Lung alveolar regeneration by p16 deletion in alveolar epithelial cells - 17/02/23

Alveolar regeneration involves dynamic changes of a major progenitor cell in alveoli, alveolar type 2 cells (AT2) that may be altered in alveolar diseases such as emphysema. Targeting p16, a cell cycle inhibitor involved in stem cell fate, in AT2 could be a way to restore AT2 plasticity and promote alveolar regeneration.

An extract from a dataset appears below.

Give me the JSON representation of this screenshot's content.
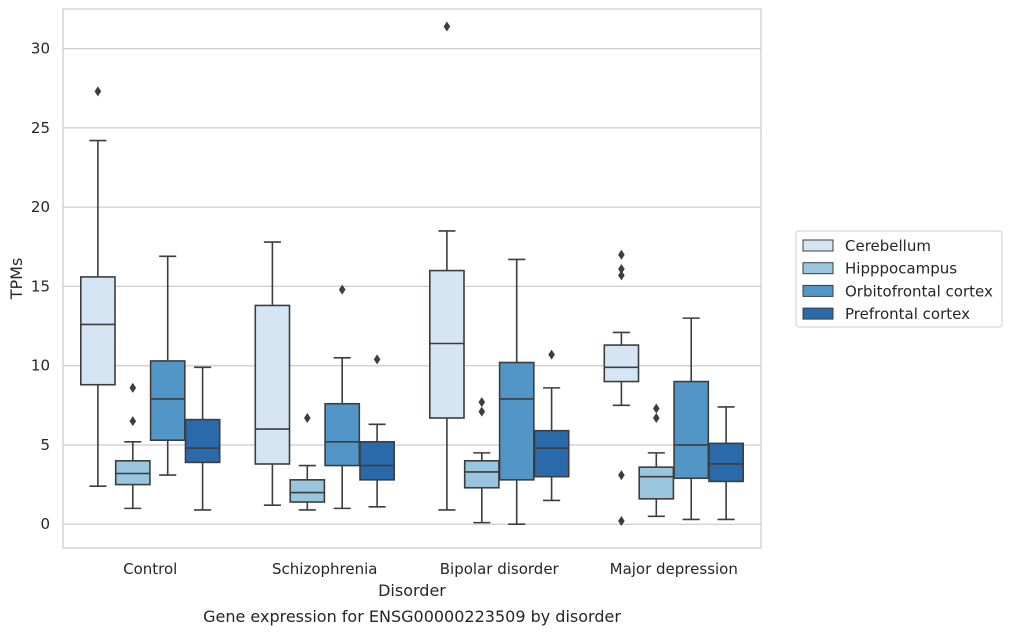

In vivo, morphological analysis (mean linear intercept), AT2 (pro-SpC) number and KRT8+ cells were quantified in wild type (WT) or p16-/- mice at D21, D90 and D150 after elastase (lung destruction) or PBS instillation. In vitro alveolar organoids were used to test the regenerative properties of EpCAM+ cells (from p16-/- or WT mice lung). Number and size of organoids were quantified at D14 of culture. bgalactosidase staining was used to quantified senescence. Senolytics (Dasatinib+Quercetin) were used in vitro on organoids and in vivo between D21 and D90 (5/7days) after elastase instillation. Single cell RNAsequencing was used to determine EpCAM+ cells associated with a regenerative process in the lung and organoids.

In vivo, p16 was overexpressed in AT2 of WT mice with a lung destruction compared to control. Deletion of p16 was not protective for alveolar architecture at D21 in the elastase model, but p16-/- mice had less alveolar destruction than WT mice at D90 and D150, highlighting a regeneration process occurring after D21. At D21, p16 deletion in elastase mice was associated with an increase in number of AT2, increase of pro-SPC+KRT8+ cells and decrease of senescence. Organoids made with epithelial cells from injured lung of WT mice were fewer and smaller than PBS injected mice. Number and size of organoids made with lung epithelial p16-/- elastase mice cells were more numerous and bigger than organoids made with EpCAM+ WT elastase mice. Supplementation of organoids medium with senolytics decrease bgalactosidase staining of organoids and increase the number and size of organoids. Senolytics in vivo demonstrate a regenerative alveoli process occurring in a curative manner between D21 and D90. Single cell analysis showed an increase, exclusively in p16-/- emphysematous lung, of a specific cluster of AT2 cells expressing KRT8 that need to be described more precisely.

Targeting p16 may reverse alveolar epithelial cell dysfunction and increases endogenous alveolar regeneration by increase a new subpopulation of AT2 characterized by KRT8+ markers and associated with p16possenescent cells elimination.